Remembrance Day in 2020 carried a strange, muted atmosphere, stripped of the usual pageantry due to global restrictions. Susan Jarvis Bryant captures this eerie quietude in her piece, “Remember, Remember…”. She paints a London devoid of the rhythmic march of boots, where the absence of ceremony feels like a second abandonment of the fallen.
“No thankful foot falls on the London street”
The poem moves beyond mere sorrow; it touches on a simmering frustration. There is a tangible tension between the “brave and voiceless dead” and the current state of the liberty they died to preserve. Bryant suggests that silence is not always respectful—sometimes it is a void where history can be rewritten or ignored. She evokes the image of a “muzzled Queen” and the emptiness of the protocols, urging the reader to recognize that true remembrance requires vigilance against tyranny, not just passive observation.
While Bryant looks at the hollowed public square, Damian Robin turns the lens inward to the definition of service in “Remembrance Day”. War is often depicted solely through the lens of the infantryman, yet Robin broadens the scope to include the logistical and moral support that sustains a free society.
“We have a single mind—keep freedom fresh.”
He acknowledges the clerk marshaling paperwork, the supplier moving metal and food, and the citizen engaging in debate. These are the quiet gears of a nation’s defense. However, the poem does not equate all sacrifice. There is a reverent pause for those who stood directly in “bullets’ way,” whose legacy is carved into cold marble or the warm, beating hearts of their loved ones. The contrast is sharp: the soft flesh of the civilian versus the “sleepless trench” of the soldier.

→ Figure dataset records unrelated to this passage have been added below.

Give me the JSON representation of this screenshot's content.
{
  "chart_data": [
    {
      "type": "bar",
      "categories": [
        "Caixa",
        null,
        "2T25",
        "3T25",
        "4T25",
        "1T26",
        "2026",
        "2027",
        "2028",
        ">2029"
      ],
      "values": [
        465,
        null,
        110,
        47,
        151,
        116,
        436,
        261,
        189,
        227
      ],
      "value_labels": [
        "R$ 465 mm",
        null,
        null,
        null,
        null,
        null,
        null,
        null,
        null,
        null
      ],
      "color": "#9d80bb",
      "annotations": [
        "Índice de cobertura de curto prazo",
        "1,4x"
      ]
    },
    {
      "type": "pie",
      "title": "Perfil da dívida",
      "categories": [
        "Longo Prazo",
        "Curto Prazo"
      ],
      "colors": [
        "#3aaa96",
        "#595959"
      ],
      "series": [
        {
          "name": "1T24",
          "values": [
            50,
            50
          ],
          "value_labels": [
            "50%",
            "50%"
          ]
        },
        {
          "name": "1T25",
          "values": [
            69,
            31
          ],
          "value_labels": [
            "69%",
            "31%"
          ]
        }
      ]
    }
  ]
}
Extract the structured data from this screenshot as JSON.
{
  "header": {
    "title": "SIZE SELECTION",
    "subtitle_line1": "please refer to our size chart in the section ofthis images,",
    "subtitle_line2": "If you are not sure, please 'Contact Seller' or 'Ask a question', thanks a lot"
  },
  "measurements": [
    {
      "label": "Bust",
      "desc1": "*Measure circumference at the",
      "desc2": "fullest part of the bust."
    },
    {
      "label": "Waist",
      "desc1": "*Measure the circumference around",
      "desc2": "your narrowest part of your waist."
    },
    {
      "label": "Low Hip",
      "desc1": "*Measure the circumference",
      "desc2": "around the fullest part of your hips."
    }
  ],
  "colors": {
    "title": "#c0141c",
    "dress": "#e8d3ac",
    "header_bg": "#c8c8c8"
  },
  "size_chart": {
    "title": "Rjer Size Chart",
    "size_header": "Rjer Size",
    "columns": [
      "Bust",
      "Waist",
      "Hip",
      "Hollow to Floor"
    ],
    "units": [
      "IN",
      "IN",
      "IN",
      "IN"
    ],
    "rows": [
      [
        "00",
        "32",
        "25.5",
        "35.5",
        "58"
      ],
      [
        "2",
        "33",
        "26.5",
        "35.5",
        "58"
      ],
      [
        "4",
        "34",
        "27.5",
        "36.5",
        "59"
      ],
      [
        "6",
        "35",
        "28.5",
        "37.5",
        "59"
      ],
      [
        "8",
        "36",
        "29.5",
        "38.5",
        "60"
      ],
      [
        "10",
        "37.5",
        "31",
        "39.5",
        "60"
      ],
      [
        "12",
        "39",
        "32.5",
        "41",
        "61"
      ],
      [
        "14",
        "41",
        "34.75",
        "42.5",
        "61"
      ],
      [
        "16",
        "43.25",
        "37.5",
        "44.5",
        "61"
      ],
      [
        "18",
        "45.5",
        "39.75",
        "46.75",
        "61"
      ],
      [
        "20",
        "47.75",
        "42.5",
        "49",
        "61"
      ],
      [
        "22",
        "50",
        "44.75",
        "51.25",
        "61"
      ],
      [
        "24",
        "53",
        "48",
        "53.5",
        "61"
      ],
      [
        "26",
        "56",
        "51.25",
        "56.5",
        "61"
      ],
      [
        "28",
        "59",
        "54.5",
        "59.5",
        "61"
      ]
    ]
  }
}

Both poets converge on a singular truth: liberty is not a static inheritance but a fragile construct that demands constant maintenance. Bryant warns of the dangers of forgetting the “bullet-ridden cost,” while Robin emphasizes that every citizen plays a role in keeping the concept of freedom alive.
The act of remembering is more than wearing a flower or pausing for two minutes of silence. It is an active engagement with the past. We trace the names on the cenotaph not to glorify the carnage, but to understand the depth of the debt. The silence of the grave demands a vocal defense of the values for which the dead surrendered their futures.